I didn’t write a single line of code throughout the entire process.
The Final Result
Anyway, I think it looks much better than my original. Although a real designer might have done even better, for a personal plugin, it’s more than enough (compared to my original design).

Title + meta info collapsed into one row, account becomes a capsule (with a green active dot), the primary action is just a single purple ‘Publish Draft’ button on the right, everything else is tucked into the ⋯ menu.
It turns out my pile of ‘features’ wasn’t lacking design sense—it was that no one helped me make trade-offs.
Adding a button is easy, but removing one from the UI is counterintuitive for a developer—you always think ‘what if someone needs it?’. But a designer will make that decision for you: ‘Put this in a secondary menu, users won’t click it again after the first time.’
This time, Claude Design made that decision for me.
The Cost
It’s Resource-Intensive
In Claude’s subscription plans, Design has its own quota (I have to say, Claude’s separate quotas are really piling up).

Doing this set—4 option comparisons + 5 article themes + high-fidelity implementation—consumed 36% of my daily quota. I have a 5x Max account; for a Pro account, that would blow through the entire day’s quota.

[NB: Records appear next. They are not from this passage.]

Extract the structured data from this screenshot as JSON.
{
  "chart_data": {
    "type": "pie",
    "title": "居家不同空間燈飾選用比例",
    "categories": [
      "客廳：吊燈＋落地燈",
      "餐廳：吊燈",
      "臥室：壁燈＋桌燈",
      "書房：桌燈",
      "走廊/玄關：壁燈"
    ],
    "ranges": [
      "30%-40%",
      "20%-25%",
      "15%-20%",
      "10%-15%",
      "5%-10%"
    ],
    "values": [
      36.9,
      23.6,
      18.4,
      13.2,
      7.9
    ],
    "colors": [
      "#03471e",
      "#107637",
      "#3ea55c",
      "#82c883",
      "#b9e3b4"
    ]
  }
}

A friend of mine has a Pro account. Last night, he used Design to make a 30-page PPT and his daily quota was completely drained.
Occasional Glitches
Sometimes in the middle of working, you might encounter a situation: you send a message, and it replies with <empty>. Send again, still <empty>:

The fix is to refresh the page and tell it ‘please continue’, and it usually picks up. But you lose a bit of context. If you’re in the middle of critical design iterations, remember to take screenshots as backups every so often, so you don’t have to start over if it breaks at the last step.
Final Thoughts
My Obsidian plugin with its basic design finally looks like a proper product.

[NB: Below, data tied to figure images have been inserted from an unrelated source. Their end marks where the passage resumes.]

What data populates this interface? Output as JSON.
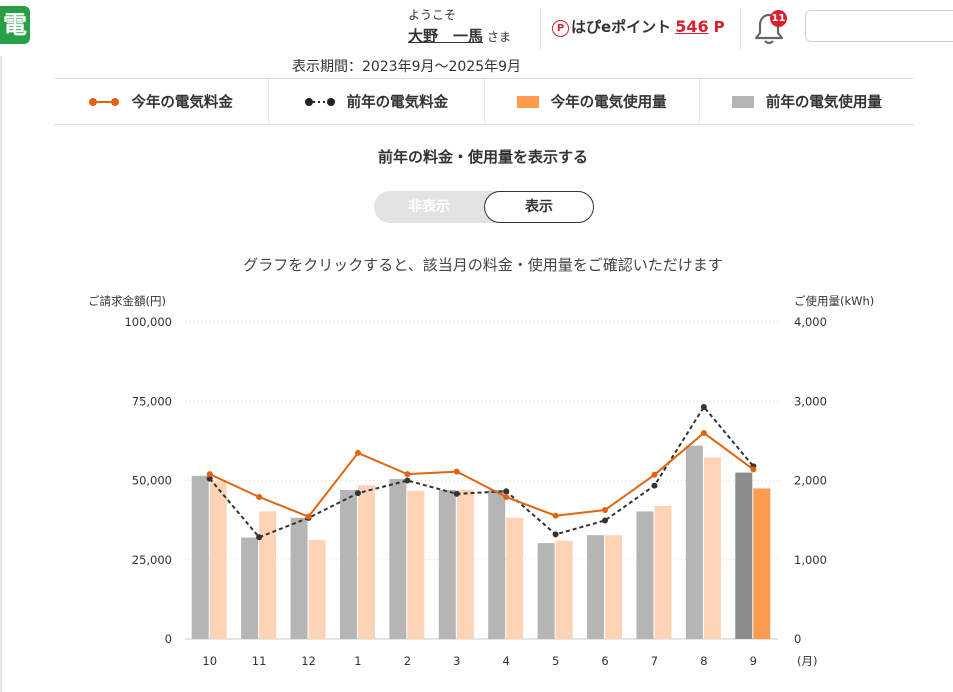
{
  "header": {
    "logo_glyph": "電",
    "welcome": "ようこそ",
    "user_name": "大野　一馬",
    "honorific": "さま",
    "points_badge": "P",
    "points_label": "はぴeポイント",
    "points_value": "546",
    "points_unit": "P",
    "notification_count": "11",
    "search_placeholder": ""
  },
  "period": "表示期間：2023年9月～2025年9月",
  "legend": [
    {
      "label": "今年の電気料金",
      "icon": "orange-line-marker"
    },
    {
      "label": "前年の電気料金",
      "icon": "black-dotted-line-marker"
    },
    {
      "label": "今年の電気使用量",
      "icon": "orange-bar"
    },
    {
      "label": "前年の電気使用量",
      "icon": "gray-bar"
    }
  ],
  "prev_year_section": {
    "title": "前年の料金・使用量を表示する",
    "toggle_hide": "非表示",
    "toggle_show": "表示",
    "selected": "表示"
  },
  "chart_notice": "グラフをクリックすると、該当月の料金・使用量をご確認いただけます",
  "colors": {
    "this_year_line": "#e0650f",
    "last_year_line": "#333333",
    "this_year_bar": "#ffd3b6",
    "this_year_bar_selected": "#ff9a4f",
    "last_year_bar": "#b5b5b5",
    "last_year_bar_selected": "#8c8c8c"
  },
  "chart_data": {
    "type": "bar",
    "left_axis_label": "ご請求金額(円)",
    "right_axis_label": "ご使用量(kWh)",
    "x_unit": "(月)",
    "categories": [
      "10",
      "11",
      "12",
      "1",
      "2",
      "3",
      "4",
      "5",
      "6",
      "7",
      "8",
      "9"
    ],
    "left_ticks": [
      "0",
      "25,000",
      "50,000",
      "75,000",
      "100,000"
    ],
    "right_ticks": [
      "0",
      "1,000",
      "2,000",
      "3,000",
      "4,000"
    ],
    "ylim_left": [
      0,
      100000
    ],
    "ylim_right": [
      0,
      4000
    ],
    "grid": true,
    "selected_index": 11,
    "series": [
      {
        "name": "前年の電気使用量",
        "kind": "bar",
        "axis": "right",
        "values": [
          2060,
          1280,
          1530,
          1880,
          2020,
          1880,
          1880,
          1210,
          1310,
          1610,
          2440,
          2100
        ]
      },
      {
        "name": "今年の電気使用量",
        "kind": "bar",
        "axis": "right",
        "values": [
          1990,
          1610,
          1250,
          1940,
          1870,
          1880,
          1530,
          1240,
          1310,
          1680,
          2290,
          1900
        ]
      },
      {
        "name": "今年の電気料金",
        "kind": "line",
        "axis": "left",
        "values": [
          52000,
          44800,
          38600,
          58700,
          52000,
          52800,
          44800,
          38900,
          40700,
          51800,
          65000,
          53500
        ]
      },
      {
        "name": "前年の電気料金",
        "kind": "line",
        "axis": "left",
        "values": [
          50600,
          32100,
          38200,
          46000,
          50000,
          45800,
          46600,
          33000,
          37400,
          48400,
          73200,
          54500
        ]
      }
    ]
  }
}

But to be honest, when I sat in front of my computer and clicked ‘Publish Draft’, I wasn’t entirely excited. I’m very clear about one thing—if someone like me with no design training can make a decent UI in two hours, then those who make a living off ‘decent’ are going to have a tough couple of years.
I used to worry that AI would make writers lose a conversation partner with literary taste. This time it’s the opposite—designers are about to lose the thickest part of the market: the beginner to intermediate range.

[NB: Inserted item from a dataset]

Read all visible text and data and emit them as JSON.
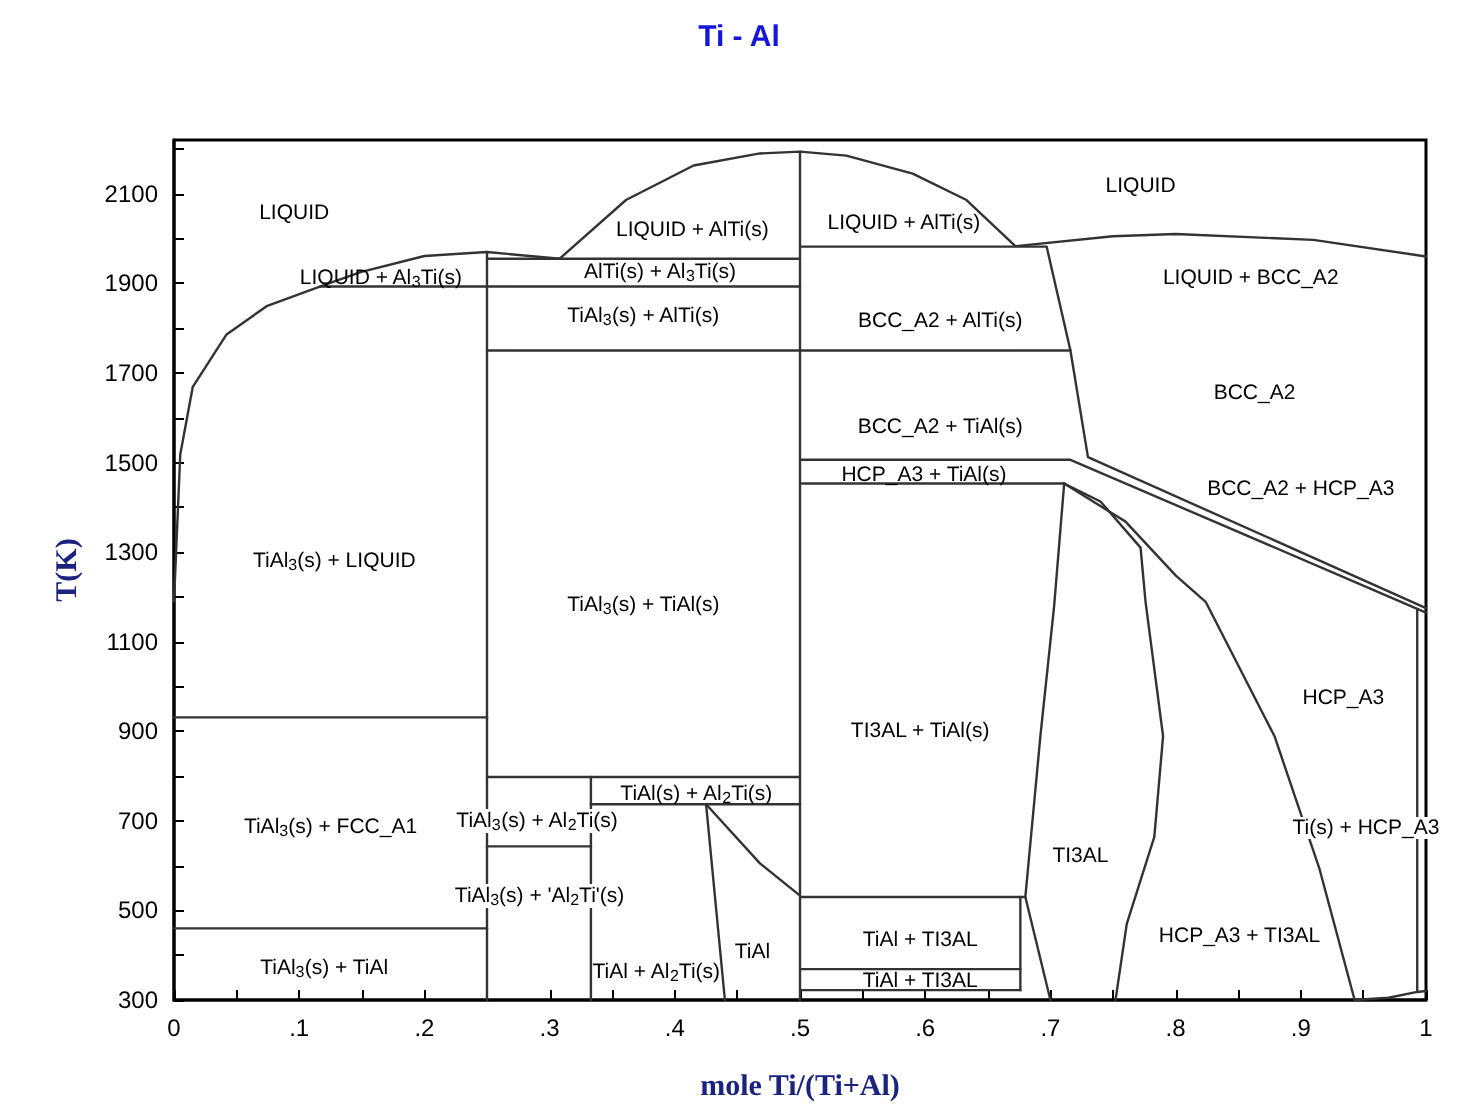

Every time AI takes a step forward, some people cheer, and some people quietly leave. This time I’m the one cheering, but I can hear that sigh behind me.
I’ve recently spent a lot of time and money on AI, worried that one day it might replace me, but so far I haven’t found a way out. It helps with my day job, but no fundamental change. Most importantly, I haven’t made money from it.
If you also have a small product, plugin, or website gathering dust like mine—go try Claude Design.
It might not get you your first sale, but at least it will make it look more presentable. And that, in itself, is a huge improvement.